By definition of the topology on $\mathbb{R}^2$, any $\epsilon$-ball $$B := B_{\epsilon}(0, 1) \cap X$$ is open in $X$. Henceforth, assume $\epsilon < 1$, so that $(0, 0) \not\in B$. Now, for any $n > \frac{1}{\epsilon}$, $\left(\frac{1}{\epsilon}, 1\right) \in B$, and so by construction $$B \cap \left\{(x, y) : x < \frac{1}{n + \frac{1}{2}} \right\}$$ and $$B \cap \left\{(x, y) : x > \frac{1}{n + \frac{1}{2}} \right\}$$ comprise a separation of $B$ (in particular, $(0, 1)$ is in the first set, and $\left(\frac{1}{\epsilon}, 1\right)$ is in the second.
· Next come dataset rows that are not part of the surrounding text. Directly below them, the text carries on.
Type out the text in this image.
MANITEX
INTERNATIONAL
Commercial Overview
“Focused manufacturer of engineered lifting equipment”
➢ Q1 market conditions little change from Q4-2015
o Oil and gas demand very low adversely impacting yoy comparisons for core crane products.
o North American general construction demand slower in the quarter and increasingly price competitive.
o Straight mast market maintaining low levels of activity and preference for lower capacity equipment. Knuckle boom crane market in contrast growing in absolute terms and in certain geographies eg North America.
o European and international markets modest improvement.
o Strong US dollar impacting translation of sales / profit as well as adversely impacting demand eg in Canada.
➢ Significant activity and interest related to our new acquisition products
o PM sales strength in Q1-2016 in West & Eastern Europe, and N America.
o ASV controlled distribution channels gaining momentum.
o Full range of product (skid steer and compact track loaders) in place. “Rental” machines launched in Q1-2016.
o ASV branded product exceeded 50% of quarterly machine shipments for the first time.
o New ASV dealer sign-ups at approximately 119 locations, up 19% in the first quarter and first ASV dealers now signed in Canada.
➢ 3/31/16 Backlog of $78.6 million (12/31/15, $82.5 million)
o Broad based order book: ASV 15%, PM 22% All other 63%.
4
So, all sufficiently small $\epsilon$-balls $B_{\epsilon}(0, 1) \cap X$ in $X$ are not connected, and since these balls form a neighborhood basis of $X$ at $(0, 1)$, $X$ is not locally connected.

Answer 2

An example of such a space is $\Bbb Q$ with the relative topology. (I think) A general way to get such spaces easily is to consider a connected space and then consider a nice choice of dense subset and look at the relative topology. You could replace the rationals with the irrationals and it would also work.

I think another - more exotic - example is an irrational rotation set. Suppose $\theta\in(0,2\pi)$ is irrational, then let $S = \{e^{in\theta}:n\in\Bbb Z\}$. $S$ is dense in the unit circle but is not locally connected.